College Life

This Week Shook Me to the Core

Man, I haven’t cried in a LONG time.

I cried last week though. I think the emotions of what’s happening to people who look like me is what pushed me over the edge.

Last Friday, I watched my amazing peers, faculty and staff from my former institution have a peaceful protest for the lives of those who were facing injustices throughout this nation. I also watched them become a target of verbal and physical abuse by some members of the community. The same community that the students helped volunteer and advocate for.

I remember when I first heard about the peaceful protest, it was to my knowledge that the student leaders organized it. They spread the word on social media and, in my opinion, did everything right to conduct a peaceful protest.

Key statement: They did everything right.

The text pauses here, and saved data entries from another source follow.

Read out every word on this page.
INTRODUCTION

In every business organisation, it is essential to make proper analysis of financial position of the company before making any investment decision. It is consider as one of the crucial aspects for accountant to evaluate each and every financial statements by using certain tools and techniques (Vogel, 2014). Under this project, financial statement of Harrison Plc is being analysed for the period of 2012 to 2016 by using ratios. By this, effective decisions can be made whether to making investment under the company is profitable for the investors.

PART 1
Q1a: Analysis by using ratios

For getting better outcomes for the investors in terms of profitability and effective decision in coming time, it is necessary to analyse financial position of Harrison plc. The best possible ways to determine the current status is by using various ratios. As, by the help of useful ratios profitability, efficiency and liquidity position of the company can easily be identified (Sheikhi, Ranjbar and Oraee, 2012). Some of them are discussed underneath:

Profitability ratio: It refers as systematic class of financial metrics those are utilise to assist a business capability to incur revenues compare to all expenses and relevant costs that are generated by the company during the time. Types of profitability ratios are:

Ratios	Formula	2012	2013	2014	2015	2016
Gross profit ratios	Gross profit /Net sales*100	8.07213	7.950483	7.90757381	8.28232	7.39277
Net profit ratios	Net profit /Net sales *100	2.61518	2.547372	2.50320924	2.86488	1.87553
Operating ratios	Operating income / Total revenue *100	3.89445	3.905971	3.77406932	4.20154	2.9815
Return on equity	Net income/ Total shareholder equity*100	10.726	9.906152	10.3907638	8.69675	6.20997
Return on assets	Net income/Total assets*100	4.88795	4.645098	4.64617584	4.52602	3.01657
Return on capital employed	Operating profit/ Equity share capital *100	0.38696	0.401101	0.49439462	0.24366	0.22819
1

Then there was a Facebook post made by a member of the community, also a veteran of the U.S. army, who insinuated that the peaceful protest was being run by “outsiders” who wanted to “loot” and “riot” the community. He encouraged everyone to be “armed” and “protect” their community from these “outsiders.”

Wow, imagine helping a community for years just to be called an “outsider” for fighting for the rights of black people. Wild ain’t it.

Let me give y’all some background about my former institution. If you’ve been catching up on my blog posts then you would know that I’ve reach the finish line and I graduated this year. My institution is located within a town in the southeastern part of N.C. Since it’s within the town, it made sense to acquire some of the facilities and services for both students and the community.

On Friday, I watched a Facebook live post where the protesters marched down the road from the institution (which isn’t far) and they were met with racial slurs, people throwing objects at them and a person walking up to them with a knife. Some community members even brought firearms.

Yes, all of this hostile energy towards peaceful protesters. Yes, all of this hostile because a veteran of the U.S. army lied on Facebook and said these students were going to “loot” and “riot” when the students’ plan was to just march and return to campus.

Watching that live broke my heart, but it showed why the march was needed to be done in the community. I was clenching my phone so hard, I could see my veins popping out.

If you don’t agree with the movement, cool, go to hell for all I care and keep it pushing. The members of the community decided to attack these peaceful protesters which is also ironic because they almost created the “riot” that they originally “feared about.”

They almost did…but the students, including the faculty, staff and others from the community, continued to keep marching. That’s when I started crying because I couldn’t imagine being in that situation, but still being able to hold your head up high to keep walking.

In my Snapchat story, I stated how proud I was of every UNCP student. They did amazing and I meant every word.

The FB live video lasted over an hour, so the protesters were there for a MINUTE despite the injustices they went through. If that’s not powerful I don’t know what is. The town isn’t that big, so being there for over an hour is a long time. I saw faculty and students stop and speak with to the protesters about why the march was important, I heard that a preacher spoke with them protesters and supported them also, and afterwards the student leaders spoke to everyone.

“The work is not done.”

“We ain’t going no where!”

They are absolutely right. Despite hearing that some black students have decided to leave, which I support them entirely no matter where they choose to go, we still have some who are still there and they fear for their safety. I heard there are members from the community threatening black people in the area, asking them whether they went to the march and telling black people that they were going to physically harm them (what they really said was worse). So, the issue is getting worse.

I know I stated I was ready to move forward with the next chapter of my life, but I feel like helping the black students at my Alma Mater is a part of my next chapter.

Black students at UNCP, I got your back!